Le
Poste Italiane procedono spedite
verso la quotazione in Borsa e intanto
tagliano gli uffici postali. Sale così la protesta nei comuni interessati dai risparmi. Solo
in Toscana sono 59 e nelle scorse settimane avevano presentato un ricordo al Tribunale amministrativo regionale.
I giudici del
Tar della Toscana hanno così optato per la sospensiva della chiusura degli uffici postali relativa a tutti i comuni che avevano fatto ricorso. Lo hanno comunicato Anci e Uncem, dopo aver avuto notizia di un precedente
provvedimento che, in via straordinaria, aveva riguardato solo 3 comuni i quali avevano presentato un altro ricorso.

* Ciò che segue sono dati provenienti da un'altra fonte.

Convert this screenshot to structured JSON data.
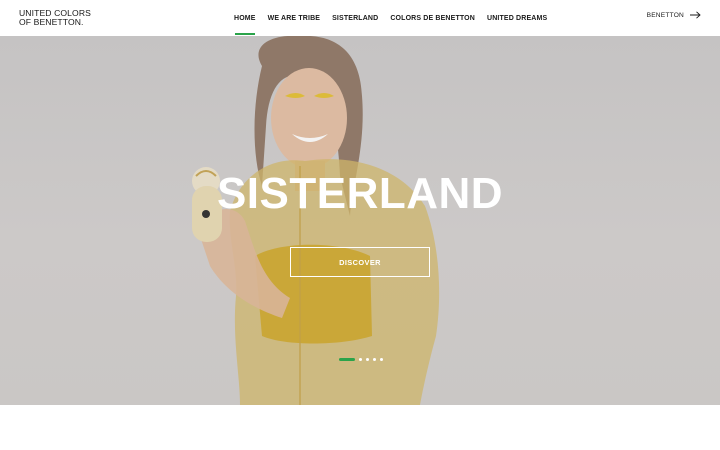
{
  "header": {
    "logo_line1": "UNITED COLORS",
    "logo_line2": "OF BENETTON.",
    "nav": [
      {
        "label": "HOME",
        "active": true
      },
      {
        "label": "WE ARE TRIBE",
        "active": false
      },
      {
        "label": "SISTERLAND",
        "active": false
      },
      {
        "label": "COLORS DE BENETTON",
        "active": false
      },
      {
        "label": "UNITED DREAMS",
        "active": false
      }
    ],
    "brand_link": "BENETTON",
    "brand_link_icon": "arrow-right-icon"
  },
  "hero": {
    "title": "SISTERLAND",
    "button_label": "DISCOVER",
    "slides_total": 5,
    "active_slide": 1
  },
  "colors": {
    "accent": "#2aa34a",
    "text": "#1a1a1a",
    "hero_bg": "#d1d0cf",
    "white": "#ffffff"
  }
}
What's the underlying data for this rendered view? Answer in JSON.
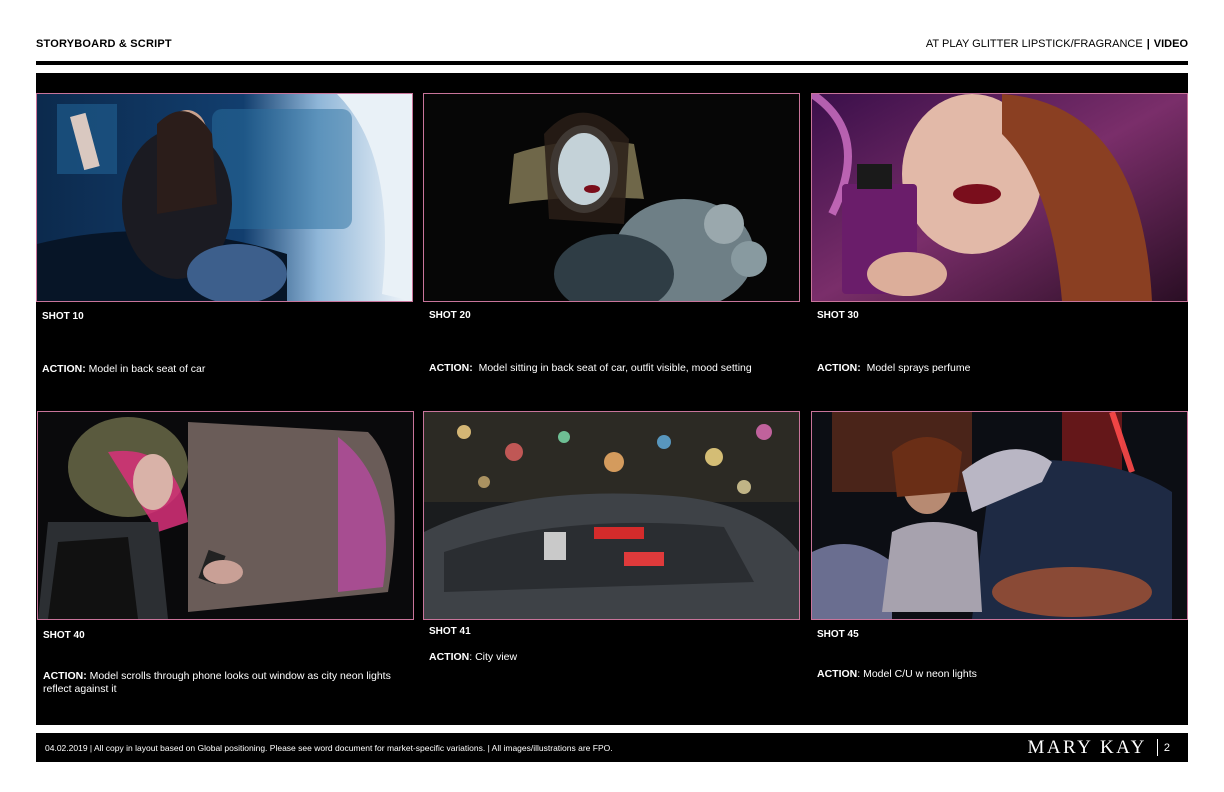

Nel ricorso al Tar, che ora dovrà pronunciarsi nel merito, i comuni aveva impugnato la comunicazione con cui Poste italiane aveva informato i sindaci
dei tagli al servizio. Nel fine settimana a Firenze si è svolto un presidio organizzato da Anci Toscana davanti alla sede di Poste Italiane in via Pellicceria,
proprio per protestare contro la decisione dell'azienda di
chiudere 57 uffici situati in piccoli comuni.
E
in Calabria un
sindaco si è incatenato per manifestare contro la decisione di Poste Italiane di rimodulare, cioè ridurre a soli tre giorni settimanali,
l'apertura dell'ufficio postale del proprio comune. È la protesta attuata da Luigi Riccelli sindaco di Sorbo San Basile, nella Presila Catanzarese. "Siamo persone non numeri", "L'ufficio postale non si tocca" e "gli sprechi sono altri" sono
alcune delle scritte impresse su striscioni affissi davanti
all'ingresso dell'ufficio postale.
Intanto Poste vanno avanti secondo la loro tabella di marcia verso la Borsa, un percorso quasi obbligato, secondo i suoi vertici, per restare al passo coi tempi e nel
contempo conservare il ruolo che ha sempre avuto in Italia
riportando equilibrio finanziario nel business. Insomma
"Poste
resta Poste se si privatizza" dice il suo a.d Francesco Caio,
che esclude nel contempo un ruolo del gruppo nel risiko delle
banche.
Di parere opposto Corrado Passera, che giudica
"un grave errore" la quotazione per tre ragioni: "significa privarsi di un'infrastruttura sociale e
amministrativa, di un formidabile strumento di finanziamento del
debito dello Stato e dei suoi investimenti e, se sono vere le
cifre di cui si parla (valutazione del 100% di Poste tra 6 e 10
mld) l'operazione finirebbe per essere una netta svendita di
patrimonio pubblico".
"Si dice che Poste -continua Passera- per mantenere la funzione di coesione sociale, deve privatizzarsi. È proprio il contrario. L'obbiettivo istituzionale di Poste non è massimizzare l'utile di breve periodo, ma garantire a tutti coloro che
vivono in Italia servizi adeguati al minor prezzo possibile, in un
quadro, ovviamente, di sostenibilità economica: è palese che la
quotazione stravolgerebbe questa finalità. Inoltre stravolgerebbe
l'identità stessa di Poste vanificando il lavoro di centinaia di
migliaia di uomini e donne".
"Giusto ridurre il perimetro dell'intermediazione pubblica
nell'economia - conclude Passera - ma allora si cominci a privatizzare
le migliaia di partecipate pubbliche, spesso addirittura quotate, che
non hanno nessun compito di coesione sociale".